From Autocomplete to Assistant: How LLMs Are Trained (and Why They Still Get Things Wrong)

A fresh transformer is not a helpful assistant. It's a brilliant parrot. It can finish your sentence in a hundred styles, but ask it a question and it's as likely to reply with three more questions, because on the internet, questions are often followed by more questions. It learned the pattern, not the job.

Turning that parrot into something that actually helps takes three distinct stages. Knowing them is the clearest way I know to understand what these models are good at, what they're bad at, and (the part everyone asks about) why they make things up with such a straight face.

This is the last of three. The earlier pieces covered what an LLM is and how the transformer works. Here's how one gets trained.

The three stages

The training pipeline: pretraining, then fine-tuning, then RLHF, each stage refining the model further.

Stage one: pretraining. This is the big, expensive one. You take the raw model and feed it an enormous slice of the internet, books, code, and have it play the next-word game, trillions of times. Each miss nudges its internal numbers a hair. Do that long enough and the model soaks up grammar, facts, reasoning patterns, coding, a sketch of how the world tends to work. This is where the raw capability comes from, and it costs millions of dollars and months of compute. At the end you have something that knows an astonishing amount and is still useless to talk to. It completes text. It doesn't help.

Stage two: fine-tuning. Now you teach it the job. You show it tens of thousands of examples of the behavior you want: a question, then a good answer; an instruction, then it being followed. The model already knows language cold; here it's just learning the shape of being an assistant. Respond when asked. Follow the instruction. Be useful instead of merely plausible. This is where the parrot learns it's supposed to answer.

Stage three: RLHF. Reinforcement learning from human feedback, the polish. People look at pairs of answers and pick the better one, over and over. That preference signal trains the model toward responses humans actually prefer: clearer, more helpful, less likely to say something toxic or unhinged.

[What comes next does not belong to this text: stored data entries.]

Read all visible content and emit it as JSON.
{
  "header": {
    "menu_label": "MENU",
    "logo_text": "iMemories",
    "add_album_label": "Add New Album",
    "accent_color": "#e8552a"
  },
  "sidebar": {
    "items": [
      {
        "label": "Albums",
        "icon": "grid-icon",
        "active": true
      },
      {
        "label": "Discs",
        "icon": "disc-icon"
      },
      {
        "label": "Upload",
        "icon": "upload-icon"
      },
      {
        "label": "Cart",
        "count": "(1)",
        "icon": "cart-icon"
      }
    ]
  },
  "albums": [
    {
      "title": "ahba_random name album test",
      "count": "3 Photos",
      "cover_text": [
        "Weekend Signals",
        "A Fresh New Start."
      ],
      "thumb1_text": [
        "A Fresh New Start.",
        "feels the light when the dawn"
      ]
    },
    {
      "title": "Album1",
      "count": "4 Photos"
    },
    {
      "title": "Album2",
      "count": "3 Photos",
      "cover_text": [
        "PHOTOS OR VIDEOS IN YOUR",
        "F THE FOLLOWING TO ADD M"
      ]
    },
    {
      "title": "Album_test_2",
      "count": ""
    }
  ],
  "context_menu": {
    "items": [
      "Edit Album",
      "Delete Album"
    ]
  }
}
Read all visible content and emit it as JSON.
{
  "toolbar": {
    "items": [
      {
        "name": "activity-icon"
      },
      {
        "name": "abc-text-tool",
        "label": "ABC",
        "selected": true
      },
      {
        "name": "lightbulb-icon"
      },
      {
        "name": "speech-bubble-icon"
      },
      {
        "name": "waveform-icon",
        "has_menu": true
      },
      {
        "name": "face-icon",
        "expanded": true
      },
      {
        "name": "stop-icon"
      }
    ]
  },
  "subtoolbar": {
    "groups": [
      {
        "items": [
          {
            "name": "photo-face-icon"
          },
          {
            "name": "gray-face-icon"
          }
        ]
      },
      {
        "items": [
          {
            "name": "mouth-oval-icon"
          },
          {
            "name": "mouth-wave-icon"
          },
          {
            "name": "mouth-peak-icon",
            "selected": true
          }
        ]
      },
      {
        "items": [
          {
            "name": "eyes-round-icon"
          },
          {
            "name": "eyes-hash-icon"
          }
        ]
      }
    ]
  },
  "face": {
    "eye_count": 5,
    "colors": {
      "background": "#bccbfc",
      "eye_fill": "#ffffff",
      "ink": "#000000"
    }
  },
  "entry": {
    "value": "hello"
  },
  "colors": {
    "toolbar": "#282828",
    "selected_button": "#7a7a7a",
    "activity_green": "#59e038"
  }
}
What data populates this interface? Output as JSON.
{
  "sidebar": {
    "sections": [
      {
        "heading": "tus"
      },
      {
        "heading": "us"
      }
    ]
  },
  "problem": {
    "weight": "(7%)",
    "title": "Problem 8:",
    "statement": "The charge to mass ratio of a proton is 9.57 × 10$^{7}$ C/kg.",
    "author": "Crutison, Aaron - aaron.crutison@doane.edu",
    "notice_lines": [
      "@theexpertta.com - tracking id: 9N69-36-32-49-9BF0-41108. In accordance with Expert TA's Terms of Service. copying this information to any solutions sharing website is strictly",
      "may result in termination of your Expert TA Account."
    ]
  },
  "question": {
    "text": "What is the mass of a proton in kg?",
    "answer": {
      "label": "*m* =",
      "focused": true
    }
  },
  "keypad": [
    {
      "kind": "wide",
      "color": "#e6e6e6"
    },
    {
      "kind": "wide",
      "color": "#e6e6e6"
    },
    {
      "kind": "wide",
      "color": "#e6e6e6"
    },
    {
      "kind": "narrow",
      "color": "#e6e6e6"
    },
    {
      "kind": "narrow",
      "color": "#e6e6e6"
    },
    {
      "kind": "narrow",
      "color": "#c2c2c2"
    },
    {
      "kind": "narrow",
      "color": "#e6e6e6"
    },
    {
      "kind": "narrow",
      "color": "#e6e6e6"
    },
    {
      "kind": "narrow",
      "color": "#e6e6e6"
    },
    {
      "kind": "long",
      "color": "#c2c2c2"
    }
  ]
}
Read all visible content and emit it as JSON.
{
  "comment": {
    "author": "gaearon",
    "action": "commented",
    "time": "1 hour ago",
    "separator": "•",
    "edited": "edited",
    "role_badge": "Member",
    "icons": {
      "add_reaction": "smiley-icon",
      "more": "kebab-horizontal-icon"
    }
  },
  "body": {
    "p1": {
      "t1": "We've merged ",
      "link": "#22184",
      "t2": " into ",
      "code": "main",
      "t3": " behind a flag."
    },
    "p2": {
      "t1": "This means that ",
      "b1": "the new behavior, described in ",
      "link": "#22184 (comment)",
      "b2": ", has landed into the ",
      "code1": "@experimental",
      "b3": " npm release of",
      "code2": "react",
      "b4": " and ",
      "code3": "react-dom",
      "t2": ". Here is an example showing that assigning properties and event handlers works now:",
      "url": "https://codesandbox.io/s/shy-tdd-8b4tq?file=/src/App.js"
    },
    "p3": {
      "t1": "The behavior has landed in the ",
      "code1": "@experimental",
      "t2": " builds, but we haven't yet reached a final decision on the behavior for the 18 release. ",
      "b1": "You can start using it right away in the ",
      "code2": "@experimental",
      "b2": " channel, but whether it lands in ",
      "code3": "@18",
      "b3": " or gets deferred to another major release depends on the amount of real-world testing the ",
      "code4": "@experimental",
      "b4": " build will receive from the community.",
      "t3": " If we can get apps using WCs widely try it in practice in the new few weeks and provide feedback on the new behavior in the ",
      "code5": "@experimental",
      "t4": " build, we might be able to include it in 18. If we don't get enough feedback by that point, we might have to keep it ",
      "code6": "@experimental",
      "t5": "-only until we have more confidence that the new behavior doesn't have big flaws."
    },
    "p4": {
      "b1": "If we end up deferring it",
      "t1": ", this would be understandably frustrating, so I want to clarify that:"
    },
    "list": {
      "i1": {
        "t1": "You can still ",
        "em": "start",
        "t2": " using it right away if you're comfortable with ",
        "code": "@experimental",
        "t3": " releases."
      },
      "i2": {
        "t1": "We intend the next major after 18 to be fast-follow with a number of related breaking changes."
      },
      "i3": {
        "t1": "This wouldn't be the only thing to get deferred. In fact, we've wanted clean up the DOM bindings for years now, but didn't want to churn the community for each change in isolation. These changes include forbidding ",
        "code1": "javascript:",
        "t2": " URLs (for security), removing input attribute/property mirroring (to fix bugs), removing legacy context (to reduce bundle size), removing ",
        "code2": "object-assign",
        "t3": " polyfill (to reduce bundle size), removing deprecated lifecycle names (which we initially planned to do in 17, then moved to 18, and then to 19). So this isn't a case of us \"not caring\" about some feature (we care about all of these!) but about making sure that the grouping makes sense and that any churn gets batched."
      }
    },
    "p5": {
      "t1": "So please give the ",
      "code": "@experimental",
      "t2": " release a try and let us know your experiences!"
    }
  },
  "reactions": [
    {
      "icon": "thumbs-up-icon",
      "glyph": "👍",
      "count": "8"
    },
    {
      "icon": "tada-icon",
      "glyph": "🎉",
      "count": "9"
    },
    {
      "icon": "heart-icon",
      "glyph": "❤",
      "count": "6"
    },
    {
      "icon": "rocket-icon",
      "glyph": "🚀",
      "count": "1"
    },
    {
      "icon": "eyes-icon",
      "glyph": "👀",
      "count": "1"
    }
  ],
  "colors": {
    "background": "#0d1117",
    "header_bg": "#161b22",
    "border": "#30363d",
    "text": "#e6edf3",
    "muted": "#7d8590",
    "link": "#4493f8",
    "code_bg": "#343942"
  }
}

This is the stage that makes a model feel considerate rather than just correct. It's also where a lot of the guardrails get set, and where reasonable people argue about who decides what "better" means.

Three stages, three different things. Pretraining builds the brain. Fine-tuning gives it a job. RLHF teaches it manners. Skip any one and it shows.

The catch nobody mentions: it only sees a window

Before the failure modes, one structural fact that explains a surprising amount of weird behavior.

A context window: a frame over part of a long conversation, with everything outside the frame greyed out and out of view.

A model has no memory between conversations and a strictly limited memory within one. Everything it can consider right now (your prompt, its instructions, the chat so far) has to fit inside its context window. Think of it as how much the model can hold in its head at once. Push past the edge and the oldest stuff falls out of view. Gone.

This is why a long chat starts forgetting what you said at the top. Why pasting a huge document and asking about page one can flop. Why "remember this for later" only works until "later" scrolls off the edge. The model isn't being lazy. The earlier text is literally no longer in front of it. There's no separate memory it can go retrieve from, only the window. (Tricks like retrieval and external memory exist precisely to work around this, but the raw model's reach ends at the window.)

Why it makes things up

Here's the one everyone wants explained. Why does a model state something completely false with total confidence?

Why models hallucinate: the model predicts a plausible continuation, but it does not look up a source to check whether it is true.

Go back to the core idea from part one: the model predicts plausible continuations. That's all it does. It is not looking anything up. It has no internal fact-checker, no little voice that says "are you sure?" When you ask for a citation, it generates text shaped like a citation (plausible author, plausible title, plausible year), because that's what citations look like. Whether that paper exists is a question the model never asked, because checking truth was never part of the job. It only ever learned what's likely, and a convincing fake is, by construction, likely.

So hallucination isn't a glitch they'll patch away next quarter. It's the flip side of the exact thing that makes the model useful. The machinery that confidently tells you the capital of France is the same machinery that confidently invents a court case. It cannot tell the two apart, because from the inside they're identical: both are just high-probability completions. The model is equally sure of both, because "sure" isn't really something it has.

This is the part that matters most for serious work, and it's where I'll connect this back to everything we do. In a casual chat, a made-up fact is a shrug and a correction. In finance, healthcare, law, anywhere a wrong answer carries real weight, a confident fabrication is a liability wearing the costume of an answer. That's not a reason to avoid these models. It's the reason you wrap them in the right scaffolding: retrieval so answers are grounded in real sources, verification so claims get checked, human review where the stakes demand it, and a hard rule that the model's confidence is never treated as evidence it's right.

That's the honest picture. A next-word predictor, trained in three stages into something genuinely useful, that reasons impressively and fabricates just as fluently, and has no idea which it's doing. Understand that, and you'll use these tools better than most. You'll lean on them where they're strong, never trust them blind, and build the checks that turn a brilliant, unreliable parrot into something you can actually stand behind.